Une sombre décennie
Le Droit — Pierre Jury
le 10 septembre 2011
Dix ans déjà depuis la tragédie du 11 septembre 2001. La plus difficile épreuve a été évidemment celle des familles des victimes. Chaque mention du triste anniversaire doit rappeler l’immense vide que leur départ soudain a créé. Pour tous les Nord-Américains, et pour des millions d’autres à travers le monde, le 11 septembre a marqué un resserrement des pratiques de sécurité autour de nombreux gestes du quotidien. Cela va du bénin comme d’éviter les pylônes de ciment autour de l’ambassade des États-Unis à Ottawa, aux ennuis incessants nourris par l’obsession de la sécurité dans les aéroports, aux frontières, autour du Parlement et des édifices fédéraux, etc.

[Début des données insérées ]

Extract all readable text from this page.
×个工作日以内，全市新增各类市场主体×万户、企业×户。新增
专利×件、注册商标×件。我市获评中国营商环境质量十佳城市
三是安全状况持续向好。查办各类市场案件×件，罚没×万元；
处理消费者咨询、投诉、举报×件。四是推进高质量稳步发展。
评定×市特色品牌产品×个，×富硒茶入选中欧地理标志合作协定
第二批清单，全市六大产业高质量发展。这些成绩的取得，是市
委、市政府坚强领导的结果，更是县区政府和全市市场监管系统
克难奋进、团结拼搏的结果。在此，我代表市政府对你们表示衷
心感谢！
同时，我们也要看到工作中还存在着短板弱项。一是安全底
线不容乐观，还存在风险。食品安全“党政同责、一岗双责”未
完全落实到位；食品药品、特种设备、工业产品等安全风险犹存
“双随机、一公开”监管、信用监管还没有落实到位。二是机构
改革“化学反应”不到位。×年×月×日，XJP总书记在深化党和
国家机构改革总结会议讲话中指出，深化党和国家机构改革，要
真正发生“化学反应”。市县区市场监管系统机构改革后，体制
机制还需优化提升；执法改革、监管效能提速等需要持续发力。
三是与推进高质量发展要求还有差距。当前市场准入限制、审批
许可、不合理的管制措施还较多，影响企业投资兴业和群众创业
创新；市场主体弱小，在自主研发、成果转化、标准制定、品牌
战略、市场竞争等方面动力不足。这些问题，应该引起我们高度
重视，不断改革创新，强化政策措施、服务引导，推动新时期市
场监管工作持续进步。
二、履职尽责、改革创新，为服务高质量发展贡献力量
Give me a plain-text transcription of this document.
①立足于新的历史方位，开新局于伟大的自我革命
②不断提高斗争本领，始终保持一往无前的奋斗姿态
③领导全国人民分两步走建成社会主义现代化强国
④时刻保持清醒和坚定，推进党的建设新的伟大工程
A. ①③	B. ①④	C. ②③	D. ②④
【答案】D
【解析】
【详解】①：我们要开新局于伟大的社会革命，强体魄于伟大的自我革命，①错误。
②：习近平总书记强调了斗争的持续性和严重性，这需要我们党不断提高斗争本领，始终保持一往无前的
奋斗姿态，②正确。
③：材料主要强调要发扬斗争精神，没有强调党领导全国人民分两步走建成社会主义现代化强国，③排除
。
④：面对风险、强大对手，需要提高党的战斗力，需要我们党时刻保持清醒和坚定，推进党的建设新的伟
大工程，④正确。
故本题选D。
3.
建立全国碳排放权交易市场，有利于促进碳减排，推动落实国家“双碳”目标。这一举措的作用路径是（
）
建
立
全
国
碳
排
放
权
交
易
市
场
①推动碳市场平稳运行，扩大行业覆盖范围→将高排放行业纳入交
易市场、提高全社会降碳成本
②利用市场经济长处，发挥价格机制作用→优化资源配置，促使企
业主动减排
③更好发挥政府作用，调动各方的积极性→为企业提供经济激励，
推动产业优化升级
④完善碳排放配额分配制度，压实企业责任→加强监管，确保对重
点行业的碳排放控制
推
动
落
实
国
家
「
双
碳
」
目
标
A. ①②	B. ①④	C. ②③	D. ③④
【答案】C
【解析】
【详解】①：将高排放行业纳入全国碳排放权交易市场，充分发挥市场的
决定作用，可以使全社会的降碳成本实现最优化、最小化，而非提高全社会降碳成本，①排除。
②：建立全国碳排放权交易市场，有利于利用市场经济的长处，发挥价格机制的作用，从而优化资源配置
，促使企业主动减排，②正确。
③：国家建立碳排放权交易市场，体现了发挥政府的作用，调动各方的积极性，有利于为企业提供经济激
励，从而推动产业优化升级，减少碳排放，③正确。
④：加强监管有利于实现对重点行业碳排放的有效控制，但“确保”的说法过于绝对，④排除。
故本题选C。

Bref, pas moyen d’oublier que le monde a changé, ce jour-là. La formule est éculée mais elle s’est avérée : plus rien n’était pareil après que les États-Unis ont été la cible de cette attaque sanglante.
D’un statut de virtuel inconnu, Oussama ben Laden est passé au rang d’un criminel mondialement reconnu et recherché. Un peu partout, des émules s’inspirant de l’action terroriste du mouvement al-Qaïda ont poursuivi leurs attentats, entre autres, au Maroc en 2003, en Espagne en 2004, et en Angleterre, en 2005, en Algérie en 2007. D’autres cellules qui s’inspirent plus ou moins librement d’al-Qaïda ont revendiqué d’autres attaques terroristes, surtout au Moyen-Orient.
Le Canada a été épargné, mais plusieurs rappellent à intervalles réguliers – et encore cette semaine – que ce sentiment de sécurité ne nous place pas à l’abri de toute attaque. Plusieurs y ont pensé. Rappelons l’arrestation en 2006, à Toronto, de 18 islamistes qui complotaient des attentats contre des centrales nucléaires, la Gendarmerie royale du Canada à Ottawa et le Parlement.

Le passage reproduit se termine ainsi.